Eravamo in una strettoia. C'era da ripensare il genere documentario, cioè la formula del racconto senza attori e con fatti e personaggi concreti, non inventati. A poco a poco ce l'abbiamo fatta e oggi siamo riusciti a coinvolgere nuovi soggetti nella nostra impresa. Per esempio i canali satellitari e tra questi, in particolar modo, Tele+, che ha finanziato diversi progetti. Ma anche altri produttori hanno ripreso in considerazione questo genere dalla tradizione così gloriosa: vorrei ricordare che il documentario ha rappresentato la scuola di cinema per autori come Antonioni, Comencini, Dino Risi e altri.

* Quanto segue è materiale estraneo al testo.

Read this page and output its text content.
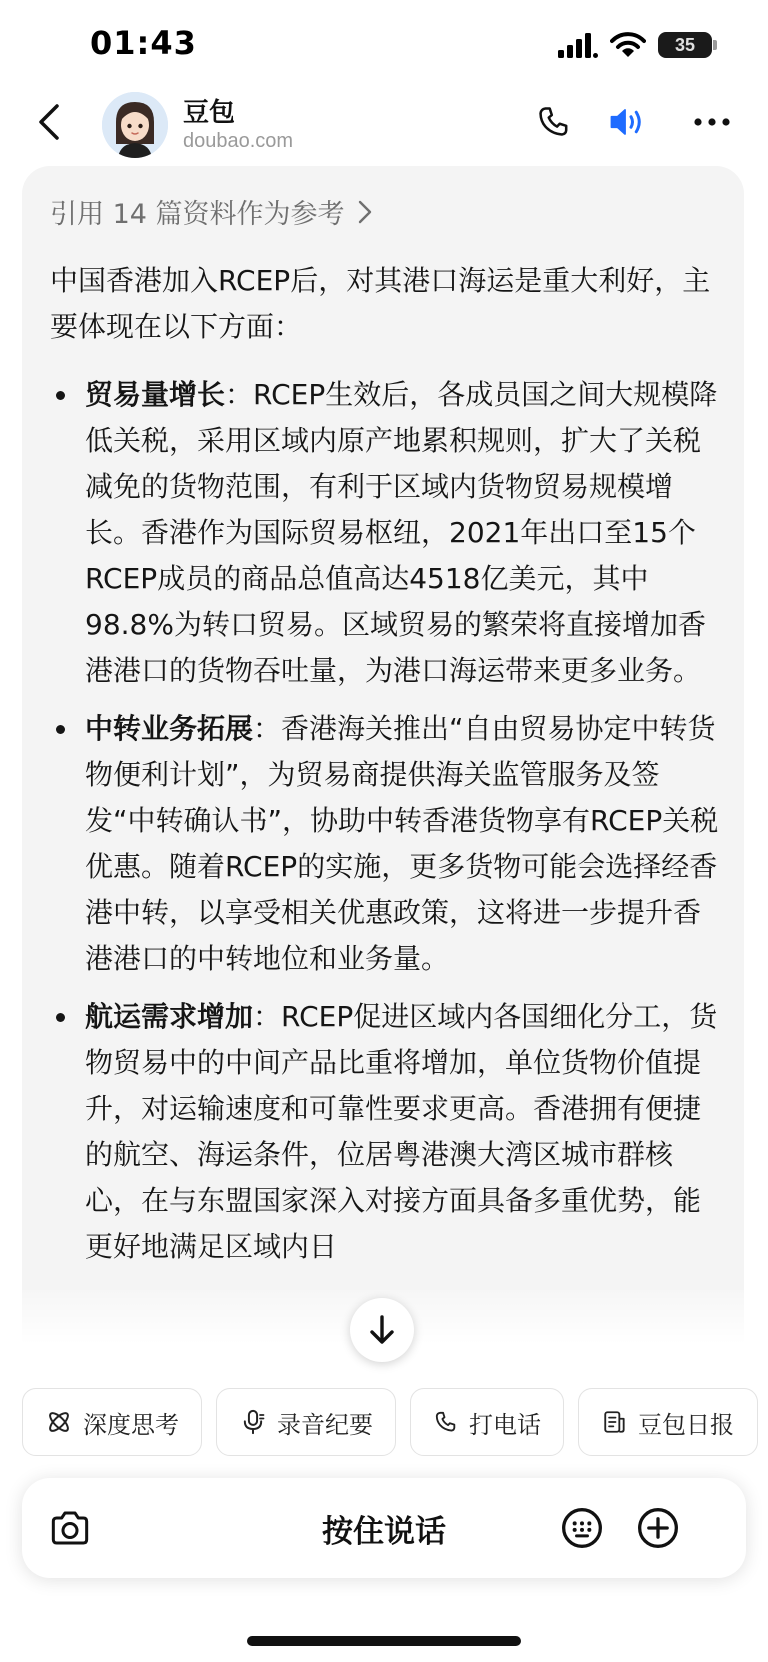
01:43	35
豆包
doubao.com
引用 14 篇资料作为参考

中国香港加入RCEP后，对其港口海运是重大利好，主要体现在以下方面：

贸易量增长：RCEP生效后，各成员国之间大规模降低关税，采用区域内原产地累积规则，扩大了关税减免的货物范围，有利于区域内货物贸易规模增长。香港作为国际贸易枢纽，2021年出口至15个RCEP成员的商品总值高达4518亿美元，其中98.8%为转口贸易。区域贸易的繁荣将直接增加香港港口的货物吞吐量，为港口海运带来更多业务。
中转业务拓展：香港海关推出“自由贸易协定中转货物便利计划”，为贸易商提供海关监管服务及签发“中转确认书”，协助中转香港货物享有RCEP关税优惠。随着RCEP的实施，更多货物可能会选择经香港中转，以享受相关优惠政策，这将进一步提升香港港口的中转地位和业务量。
航运需求增加：RCEP促进区域内各国细化分工，货物贸易中的中间产品比重将增加，单位货物价值提升，对运输速度和可靠性要求更高。香港拥有便捷的航空、海运条件，位居粤港澳大湾区城市群核心，在与东盟国家深入对接方面具备多重优势，能更好地满足区域内日
深度思考	录音纪要	打电话	豆包日报
按住说话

Orgogliosi del lavoro fatto ma ancora soli a portarlo avanti?
Non vorrei autocompiacermi, almeno non eccessivamente. Diciamo che con questo festival, che era unico nel suo genere quando è stato istituito dieci anni fa, abbiamo almeno contribuito ad una rinascita dell'interesse intorno al documentario. Solo quest'anno, per fare un esempio, abbiamo ricevuto 400 film, di tutti i tipi. Tra questi ne abbiamo selezionati una trentina per il concorso vero e proprio. Ma la cineteca del festival dispone ormai di oltre 5000 titoli, che sono un numero davvero considerevole.

Qual è stata la vostra strategia?
Il nostro lavoro è stato umile, paziente, artigianale. Abbiamo cercato di informare del festival quante più persone possibile, ricevendo per questo consenso e molta partecipazione.

Le prospettive per il futuro?
In questo momento la cultura italiana in generale vive una fase di grandi e crescenti ristrettezze. Alla cultura vengono riservati sempre meno fondi pubblici, motivo per il quale anche noi abbiamo bisogno di reperire finanziamenti da altri canali. Ci auguriamo naturalmente che possa continuare il dialogo con le istituzioni che ci sostengono e nonostante le difficoltà non vorremmo lamentarci. Crediamo infatti di avere un progetto molto valido e un buon metodo di lavoro per realizzarlo. Il compito è quello di ridare al documentario il prestigio che gli era proprio in passato. Essere all'altezza di questo compito è la nostra sfida.